Tips from a good place

June 04, 2013 05:25 pm | Updated 05:25 pm IST

Shvetha Jaishankar

Shvetha Jaishankar

I was told that being in one’s 30’s is one of best phases in the life of a girl. Back then, my 30’s seemed too distant to contend with. I was making resolutions for when I hit 25 (party less, eat more spinach, more focus etc.).Age 25 zipped by and now that I am well in my 30’s, I can say with confidence that it is indeed the best phase thus far.

I have lived enough to look back at great experiences, to look ahead with the confidence that I know myself a lot better and to share with others some essential life nuggets while I am still young enough to remember them and while they are still relevant.

The fact that I have had two careers, adventurous ones at that, has offered me a front row seat to growing up fast and in the public eye. During my first career as a model, during what I term as Indian fashion’s belle époque, I learnt the craft amongst some of the finest creative minds in the field today. Those were the days of the first fashion weeks, India’s super success in international pageants and the entry of global fashion magazines.

My second career was as entrepreneur, setting up one of India’s foremost talent agencies, Globosport, managing the careers of actors, athletes and models. It taught me much that holds me in good stead today as I spend my working life in the challenging corporate world.

My life has taught me some good lessons and some painful ones and all quite vital for any modern Indian girl. They touch upon common everyday dilemmas of what to wear or how to entertain better to life’s bigger challenges such as contending with a loss or a broken relationship or controlling parents.
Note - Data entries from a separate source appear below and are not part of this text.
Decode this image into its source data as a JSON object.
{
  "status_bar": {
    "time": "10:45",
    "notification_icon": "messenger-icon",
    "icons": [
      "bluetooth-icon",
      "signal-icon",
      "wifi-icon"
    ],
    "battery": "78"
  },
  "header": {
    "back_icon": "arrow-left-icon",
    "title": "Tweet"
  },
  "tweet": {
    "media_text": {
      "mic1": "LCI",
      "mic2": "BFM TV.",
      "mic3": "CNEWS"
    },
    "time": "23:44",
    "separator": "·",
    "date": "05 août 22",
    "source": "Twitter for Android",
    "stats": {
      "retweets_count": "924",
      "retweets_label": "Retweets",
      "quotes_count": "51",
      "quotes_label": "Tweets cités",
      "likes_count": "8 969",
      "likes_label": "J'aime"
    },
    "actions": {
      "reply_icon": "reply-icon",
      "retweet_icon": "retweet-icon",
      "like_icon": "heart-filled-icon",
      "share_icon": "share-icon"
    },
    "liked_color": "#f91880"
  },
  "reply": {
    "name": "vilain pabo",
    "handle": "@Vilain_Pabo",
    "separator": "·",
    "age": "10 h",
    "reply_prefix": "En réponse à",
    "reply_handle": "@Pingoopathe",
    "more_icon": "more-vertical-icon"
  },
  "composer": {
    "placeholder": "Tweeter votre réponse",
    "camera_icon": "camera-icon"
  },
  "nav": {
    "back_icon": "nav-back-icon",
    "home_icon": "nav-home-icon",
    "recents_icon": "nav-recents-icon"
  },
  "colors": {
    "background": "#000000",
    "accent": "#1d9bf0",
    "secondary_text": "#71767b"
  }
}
Growing up in a fairly open minded South Indian middle class home, I was lucky to have one leg on a modern path - one that would allow me to take up any vocation when I finished college, live on my own, travel to far off places and choose my life partner while my other leg couldn’t shake off all those years of a traditional Indian upbringing in a city like Chennai and its expectations on a daughter.

I spent years not knowing how to reconcile these two paths and was engulfed in the confusion of how exactly to tread the modern/traditional fault line while still having an identity that made sense to me and the society I lived in, I realised today that I actually had the best of both worlds.

My “double” life gave me the opportunity to touch the clouds while my feet still remained on the ground.

There are tremendous advantages to having an Indian upbringing and a global outlook, be it in outward style or in inner character. One only has to figure out which parts of which side to keep!

The columns that will follow this brief hello are meant to be little titbits of insight into the various balls that we modern Indian girls juggle, and are based on what I believe are common experiences and struggles of modern Indian girls everywhere. I see them as some guiding lights that have helped me and will hopefully help you too. I like to think of it as the modern Indian Girl’s guide.

Shvetha Jaishankar is a connoisseur of the fine things in life, an experimenter, and an idealist. Starting her career as a top-notch international model Shvetha has in the past few years managed to collect a full-time MBA degree from ISB, Hyderabad, travelled the world, been an entrepreneur and read copiously while also working on the many other things she hopes to accomplish.